Put it this way: I'm a lot more upset about the blown call at second base two weeks ago, in the Mets/Blue Jays game, that turned a double into an out during a ninth-inning rally. You want to talk about the impact of having umpires who won't sign on to a replay regime, that's the call to focus upon, not a sixth-inning double turned into a foul ball that only has meaning because Santana got 26 other outs without allowing a hit. You can be for replay or against it, but you can't pick and choose based on the context of the call.
--There was some question as to whether Santana would finish the game. Even at his peak, he wasn't one to rack up huge pitch counts -- Santana and CC Sabathia are milestones in the evolution of the staff ace, pitchers who were the best in the game while almost never being pushed to high pitch counts. In ten starts prior to last night, Santana had thrown 100 pitches just three times and never more than 108. So it was natural to wonder whether Terry Collins would let him finish the game. Santana, after the game, indicated that there was no way he would come out, and that seems a reasonable position. He's not some kid. He's also not pitching for a team with a high likelihood of reaching the postseason. Throw in the historical significant, and the added risk of the extra pitches was worth paying for the shot at the no-hitter. Santana ended up throwing 134 pitches, and as I mentioned yesterday, to get that high in the modern game you pretty much have to be chasing history. Santana caught it.

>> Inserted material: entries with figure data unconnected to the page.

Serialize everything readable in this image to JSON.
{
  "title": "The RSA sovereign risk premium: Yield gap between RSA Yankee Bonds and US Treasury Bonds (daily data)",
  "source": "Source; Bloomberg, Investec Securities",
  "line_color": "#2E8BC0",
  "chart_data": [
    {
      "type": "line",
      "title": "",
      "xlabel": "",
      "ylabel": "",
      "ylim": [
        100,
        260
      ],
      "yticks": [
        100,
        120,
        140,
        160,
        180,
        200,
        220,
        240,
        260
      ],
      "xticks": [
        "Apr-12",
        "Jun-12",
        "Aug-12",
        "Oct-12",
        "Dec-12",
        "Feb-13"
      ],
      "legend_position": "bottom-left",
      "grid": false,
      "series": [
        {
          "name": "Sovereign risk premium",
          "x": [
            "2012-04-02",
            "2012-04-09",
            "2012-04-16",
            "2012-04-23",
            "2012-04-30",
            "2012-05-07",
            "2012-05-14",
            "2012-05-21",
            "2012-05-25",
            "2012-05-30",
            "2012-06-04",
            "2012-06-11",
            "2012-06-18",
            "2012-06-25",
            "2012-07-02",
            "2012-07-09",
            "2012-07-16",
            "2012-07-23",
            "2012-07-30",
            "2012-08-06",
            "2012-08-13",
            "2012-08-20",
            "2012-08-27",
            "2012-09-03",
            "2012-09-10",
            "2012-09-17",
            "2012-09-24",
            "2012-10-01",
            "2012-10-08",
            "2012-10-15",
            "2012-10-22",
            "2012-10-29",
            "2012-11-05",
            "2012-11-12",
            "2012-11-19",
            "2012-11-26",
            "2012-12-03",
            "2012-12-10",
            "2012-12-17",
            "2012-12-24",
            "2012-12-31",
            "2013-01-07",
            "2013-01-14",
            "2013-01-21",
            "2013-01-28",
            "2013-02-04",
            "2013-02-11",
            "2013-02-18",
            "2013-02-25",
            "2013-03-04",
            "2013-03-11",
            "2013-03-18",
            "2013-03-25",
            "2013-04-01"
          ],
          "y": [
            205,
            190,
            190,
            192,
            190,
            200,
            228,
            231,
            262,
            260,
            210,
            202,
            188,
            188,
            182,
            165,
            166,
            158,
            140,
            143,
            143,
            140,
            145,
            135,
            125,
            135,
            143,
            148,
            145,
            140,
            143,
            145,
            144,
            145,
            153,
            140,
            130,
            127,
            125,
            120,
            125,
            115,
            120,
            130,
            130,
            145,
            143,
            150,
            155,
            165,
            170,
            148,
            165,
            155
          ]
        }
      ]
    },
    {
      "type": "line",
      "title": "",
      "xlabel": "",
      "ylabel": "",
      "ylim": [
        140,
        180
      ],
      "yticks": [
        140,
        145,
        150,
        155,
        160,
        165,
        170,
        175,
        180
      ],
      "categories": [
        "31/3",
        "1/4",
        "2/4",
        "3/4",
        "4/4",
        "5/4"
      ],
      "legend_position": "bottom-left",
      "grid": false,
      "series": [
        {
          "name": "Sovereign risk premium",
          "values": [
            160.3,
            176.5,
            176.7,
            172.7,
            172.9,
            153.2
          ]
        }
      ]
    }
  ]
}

-- If any of you have seen the movie adaptation of "Fantasyland," you've seen Jed Latkin. Jed, one of my best friends, is a lifelong Mets fan, a season-ticket holder, someone who takes trips to Port St. Lucie in March with his dad to watch spring training games and gets to take BP on the field at Citi. I don't understand it -- I grew up in New York, too, and I was raised to root for the right franchise -- but I respect it.
Friday was Jed's birthday, and on his birthday, the ace pitcher for the Mets threw the team's first no-hitter ever. It's a fairy tale, really, but for one small detail: Jed wasn't there. He was celebrating with cake at home, with his wife and his four-year-old twins. He's not crying about it -- Jed's as good a father as I am a consumer of cupcakes -- but for someone who's watched so much bad baseball as Jed has, who suffered at Shea, who has stayed with the Mets even as so many people have bailed since the first year of the move to CitiField, you just wish that maybe the rain that washed out the Nats and Braves last night could have instead moved north more quickly, pushing history back one more day, giving this fan the baseball thrill of a lifetime.